# ***Heinie Sights for HK P7 series***



## superwolf (Jul 30, 2007)

I have been communicating with Richard Heinie to add the HK P7 series to his Slant Pro Straight Eight Night Sights. A lot of us out there that have HK P7M8, K3, M10, M13 and PSP's (even though the sights are a little different) don't have a lot of choices when it comes to very high quality night sights. I own a bunch of pistols that have Heinie sights and they are in my opinion the fastest to get proper sight alignment and sight picture. Here is their website for those who not as familiar with Heinie sights. https://www.heinie.com/cart/index.php?cPath=9_15

Richard said that he would add the HK P7 series to his line up if I could show him that there is market for these sights among the HK P7 community. I will use this thread to show some interest.

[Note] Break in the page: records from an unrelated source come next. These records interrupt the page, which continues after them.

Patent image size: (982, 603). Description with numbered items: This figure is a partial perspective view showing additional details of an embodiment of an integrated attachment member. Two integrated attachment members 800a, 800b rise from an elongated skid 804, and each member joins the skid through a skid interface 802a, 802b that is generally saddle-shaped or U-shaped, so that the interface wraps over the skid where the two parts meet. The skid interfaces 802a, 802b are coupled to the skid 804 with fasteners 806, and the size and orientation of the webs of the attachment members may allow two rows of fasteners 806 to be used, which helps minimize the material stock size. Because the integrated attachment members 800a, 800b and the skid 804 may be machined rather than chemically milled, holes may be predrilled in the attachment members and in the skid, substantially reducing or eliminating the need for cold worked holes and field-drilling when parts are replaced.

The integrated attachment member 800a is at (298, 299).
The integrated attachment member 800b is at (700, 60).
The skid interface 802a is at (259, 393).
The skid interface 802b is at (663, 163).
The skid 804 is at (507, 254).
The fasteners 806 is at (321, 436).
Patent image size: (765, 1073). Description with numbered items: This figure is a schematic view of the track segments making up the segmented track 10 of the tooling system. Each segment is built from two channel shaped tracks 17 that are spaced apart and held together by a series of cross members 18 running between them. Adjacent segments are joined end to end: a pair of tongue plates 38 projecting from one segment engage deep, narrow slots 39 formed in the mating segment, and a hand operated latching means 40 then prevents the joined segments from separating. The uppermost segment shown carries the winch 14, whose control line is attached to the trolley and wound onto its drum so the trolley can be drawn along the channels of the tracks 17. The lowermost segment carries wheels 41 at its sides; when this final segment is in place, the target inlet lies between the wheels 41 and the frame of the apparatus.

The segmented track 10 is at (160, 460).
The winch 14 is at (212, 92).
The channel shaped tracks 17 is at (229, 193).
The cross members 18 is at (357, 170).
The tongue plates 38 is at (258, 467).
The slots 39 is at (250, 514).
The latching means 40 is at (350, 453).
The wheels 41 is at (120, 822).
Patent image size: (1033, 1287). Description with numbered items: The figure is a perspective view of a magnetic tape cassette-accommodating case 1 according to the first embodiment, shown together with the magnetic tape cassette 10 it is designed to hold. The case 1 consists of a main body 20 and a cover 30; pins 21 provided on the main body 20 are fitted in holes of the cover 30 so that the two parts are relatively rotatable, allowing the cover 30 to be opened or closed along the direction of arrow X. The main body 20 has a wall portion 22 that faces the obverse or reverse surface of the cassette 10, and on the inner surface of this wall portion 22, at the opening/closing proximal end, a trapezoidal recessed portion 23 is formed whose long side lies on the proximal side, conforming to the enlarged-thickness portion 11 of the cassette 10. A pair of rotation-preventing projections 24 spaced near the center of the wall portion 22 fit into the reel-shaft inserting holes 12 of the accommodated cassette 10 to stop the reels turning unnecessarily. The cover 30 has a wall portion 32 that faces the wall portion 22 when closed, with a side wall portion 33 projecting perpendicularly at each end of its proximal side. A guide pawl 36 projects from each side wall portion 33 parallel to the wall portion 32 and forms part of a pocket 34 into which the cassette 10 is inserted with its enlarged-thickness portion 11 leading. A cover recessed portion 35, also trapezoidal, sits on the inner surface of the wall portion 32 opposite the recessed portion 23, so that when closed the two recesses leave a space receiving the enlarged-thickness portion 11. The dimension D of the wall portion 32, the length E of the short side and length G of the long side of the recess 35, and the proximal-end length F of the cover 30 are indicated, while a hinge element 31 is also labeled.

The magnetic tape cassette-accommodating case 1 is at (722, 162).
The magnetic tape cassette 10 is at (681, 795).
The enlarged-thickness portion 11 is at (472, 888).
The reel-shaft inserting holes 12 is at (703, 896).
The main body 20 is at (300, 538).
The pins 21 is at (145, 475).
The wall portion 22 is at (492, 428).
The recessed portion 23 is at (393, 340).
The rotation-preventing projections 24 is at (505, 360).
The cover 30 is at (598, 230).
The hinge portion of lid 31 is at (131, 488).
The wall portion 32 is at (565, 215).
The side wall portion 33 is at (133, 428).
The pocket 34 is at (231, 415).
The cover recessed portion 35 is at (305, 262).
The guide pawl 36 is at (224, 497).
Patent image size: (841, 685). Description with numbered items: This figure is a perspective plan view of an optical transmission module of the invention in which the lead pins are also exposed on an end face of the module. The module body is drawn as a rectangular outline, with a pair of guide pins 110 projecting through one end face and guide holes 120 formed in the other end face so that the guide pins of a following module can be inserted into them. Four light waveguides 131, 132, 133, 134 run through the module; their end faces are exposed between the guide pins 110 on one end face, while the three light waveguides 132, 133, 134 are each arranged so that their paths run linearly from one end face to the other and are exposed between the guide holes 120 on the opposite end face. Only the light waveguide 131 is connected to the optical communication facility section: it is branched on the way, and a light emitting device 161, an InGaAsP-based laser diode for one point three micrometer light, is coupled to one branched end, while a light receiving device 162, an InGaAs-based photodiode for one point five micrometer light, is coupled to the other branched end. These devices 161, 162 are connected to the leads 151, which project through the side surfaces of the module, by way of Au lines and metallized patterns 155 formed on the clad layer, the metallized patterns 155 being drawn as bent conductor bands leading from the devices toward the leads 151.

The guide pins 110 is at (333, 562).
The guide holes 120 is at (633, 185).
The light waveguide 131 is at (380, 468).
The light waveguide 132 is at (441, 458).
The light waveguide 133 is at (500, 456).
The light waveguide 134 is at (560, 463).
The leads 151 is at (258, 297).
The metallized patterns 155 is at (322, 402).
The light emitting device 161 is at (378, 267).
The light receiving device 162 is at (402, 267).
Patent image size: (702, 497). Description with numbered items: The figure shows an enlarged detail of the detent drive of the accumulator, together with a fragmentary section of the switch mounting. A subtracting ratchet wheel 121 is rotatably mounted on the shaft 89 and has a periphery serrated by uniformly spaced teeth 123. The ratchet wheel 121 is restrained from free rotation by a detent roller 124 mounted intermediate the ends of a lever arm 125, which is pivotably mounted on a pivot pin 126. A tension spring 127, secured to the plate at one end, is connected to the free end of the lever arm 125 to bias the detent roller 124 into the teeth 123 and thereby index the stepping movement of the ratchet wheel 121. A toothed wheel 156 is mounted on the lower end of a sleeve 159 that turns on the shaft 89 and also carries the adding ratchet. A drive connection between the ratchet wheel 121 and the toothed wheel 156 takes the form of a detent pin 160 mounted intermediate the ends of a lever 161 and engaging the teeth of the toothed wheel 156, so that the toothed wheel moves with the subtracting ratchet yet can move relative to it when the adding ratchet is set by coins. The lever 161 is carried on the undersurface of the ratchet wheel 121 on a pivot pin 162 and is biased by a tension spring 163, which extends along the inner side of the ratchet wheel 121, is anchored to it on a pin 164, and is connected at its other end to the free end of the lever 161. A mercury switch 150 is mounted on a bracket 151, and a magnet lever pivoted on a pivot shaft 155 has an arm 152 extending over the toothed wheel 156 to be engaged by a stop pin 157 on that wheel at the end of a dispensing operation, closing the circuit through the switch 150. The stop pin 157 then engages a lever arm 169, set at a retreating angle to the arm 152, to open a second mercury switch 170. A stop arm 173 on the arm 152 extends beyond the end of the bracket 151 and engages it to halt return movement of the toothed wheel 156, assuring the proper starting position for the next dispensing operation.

If you own or plan to own any HK P7 pistol, would you consider upgrading the factory sights with Heinie Sights? If so please leave a response or feedback. Thanks.


----------



## Charlie (May 13, 2006)

My P7 M8 currently has excellent sights on it. If I were to consider replacing them I would certainly consider Heinie sights first. I believe Heinie sights to be among the best. Just my $.02. :smt023


----------



## Clyde (Jul 13, 2006)

I have replied on another forum also. In for at least 2 sets (M8 and M13)
would prefer non-night sights.


----------